Employment-related claims could be on the rise after a recent U.S. Supreme Court decision determined that a collective-bargaining agreement which “clearly and unmistakably requires union members” to arbitrate age discrimination claims is enforceable as a matter of federal law.

The decision in 14 Penn Plaza LLC et al. v. Pyett (April 2009) comes on the heels of a U.S. Equal Employment Opportunity Commission announcement that job discrimination claims are at their highest since the agency was formed in 1965.

The plaintiffs in the court case were former unionized lobby watchmen in a New York City office building, whose duties were reassigned, rendering them porters and cleaners. These employees claimed age discrimination, ultimately filing a federal lawsuit against both their employer and the owner and operator of the office building.
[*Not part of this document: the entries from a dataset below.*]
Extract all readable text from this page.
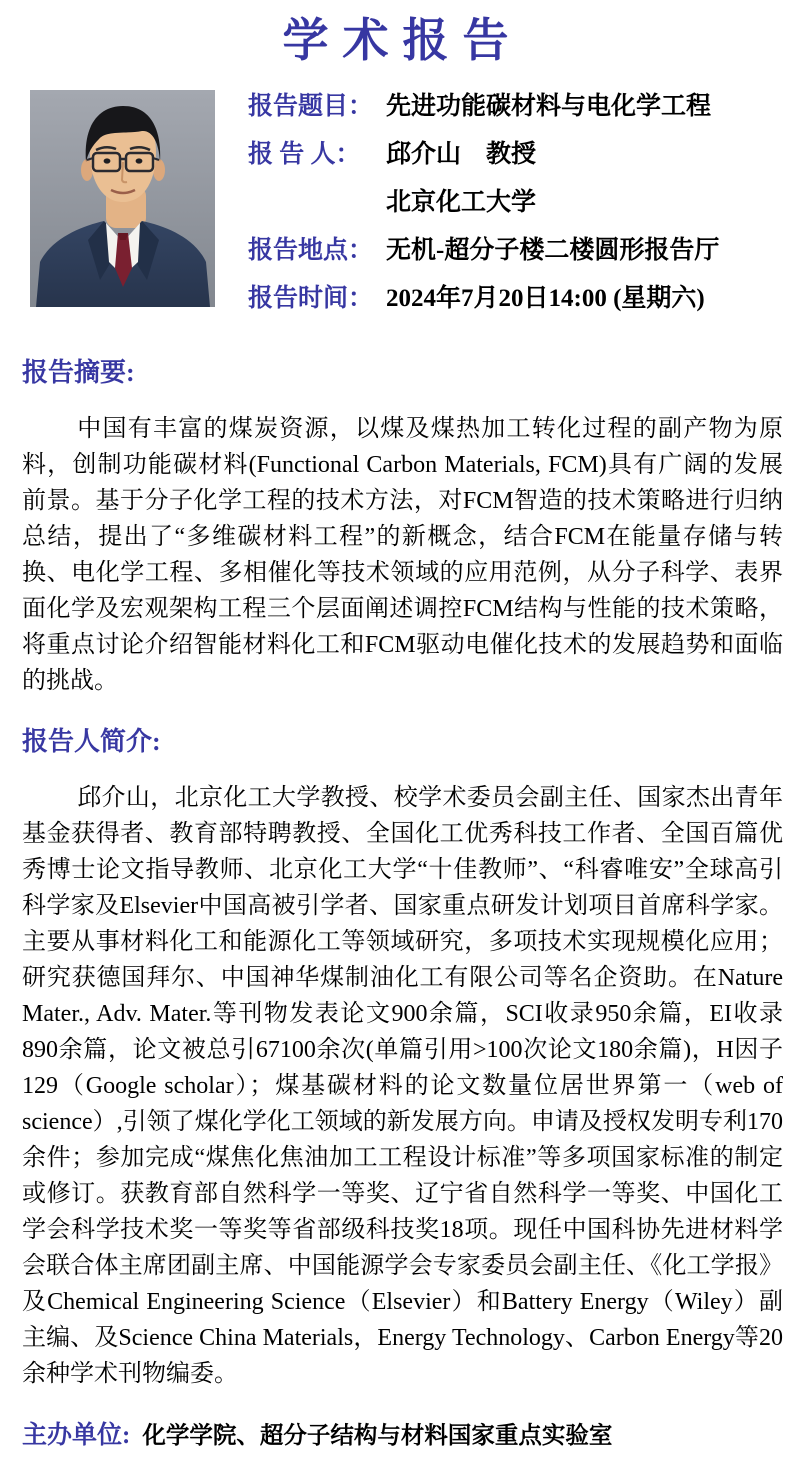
学术报告
报告题目： 先进功能碳材料与电化学工程
报 告 人： 邱介山　教授
北京化工大学
报告地点： 无机-超分子楼二楼圆形报告厅
报告时间： 2024年7月20日14:00 (星期六)
报告摘要:

中国有丰富的煤炭资源，以煤及煤热加工转化过程的副产物为原料，创制功能碳材料(Functional Carbon Materials, FCM)具有广阔的发展前景。基于分子化学工程的技术方法，对FCM智造的技术策略进行归纳总结，提出了“多维碳材料工程”的新概念，结合FCM在能量存储与转换、电化学工程、多相催化等技术领域的应用范例，从分子科学、表界面化学及宏观架构工程三个层面阐述调控FCM结构与性能的技术策略，将重点讨论介绍智能材料化工和FCM驱动电催化技术的发展趋势和面临的挑战。

报告人简介:

邱介山，北京化工大学教授、校学术委员会副主任、国家杰出青年基金获得者、教育部特聘教授、全国化工优秀科技工作者、全国百篇优秀博士论文指导教师、北京化工大学“十佳教师”、“科睿唯安”全球高引科学家及Elsevier中国高被引学者、国家重点研发计划项目首席科学家。主要从事材料化工和能源化工等领域研究，多项技术实现规模化应用；研究获德国拜尔、中国神华煤制油化工有限公司等名企资助。在Nature Mater., Adv. Mater.等刊物发表论文900余篇，SCI收录950余篇，EI收录890余篇，论文被总引67100余次(单篇引用>100次论文180余篇)，H因子129（Google scholar）；煤基碳材料的论文数量位居世界第一（web of science）,引领了煤化学化工领域的新发展方向。申请及授权发明专利170余件；参加完成“煤焦化焦油加工工程设计标准”等多项国家标准的制定或修订。获教育部自然科学一等奖、辽宁省自然科学一等奖、中国化工学会科学技术奖一等奖等省部级科技奖18项。现任中国科协先进材料学会联合体主席团副主席、中国能源学会专家委员会副主任、《化工学报》及Chemical Engineering Science（Elsevier）和Battery Energy（Wiley）副主编、及Science China Materials，Energy Technology、Carbon Energy等20余种学术刊物编委。

主办单位: 化学学院、超分子结构与材料国家重点实验室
The Supreme Court ruled 5-to-4 that a labor organization may relinquish its union members' right to sue their employer for discrimination, requiring instead resolution through binding arbitration. In other words, the union members were precluded from bringing their claims before the EEOC, state human relations agency, or in a court of law.

This ruling overturns prior case law, which held that a collective bargaining agreement did not act as a waiver of the covered employees' right to pursue employment discrimination claims in state court, or with the various federal, state and local agencies that receive and investigate claims of discrimination.

Employers and unions now have to decide if they want to include individual employment claims in their collective bargaining agreements, including employment discrimination, sexual harassment, wrongful discharge, negligent infliction of emotional distress and the like. Should such claims be negotiated into a union contract, unions may become more vigilant in protecting their members' rights (at the risk of being sued by their members for unfair representation).

Bottom line: expect employment claims to rise and employers to carefully evaluate whether they have adequate coverage under an employment practices liability insurance policy.

Prudent employers ordinarily depend upon an EPLI policy to protect them from damages arising out of charges of discrimination by their employees. Such policies usually cover the expense of retaining an employment law attorney to defend such claims and reimburse the company for any judgments and settlements.

But the court's ruling, which is coming at a time when there is a virtual explosion in the number of charges, complaints and lawsuits filed by employees against their employers, have business owners concerned that their EPLI policies may be inadequate to cover the anticipated increased potential for exposure to liability.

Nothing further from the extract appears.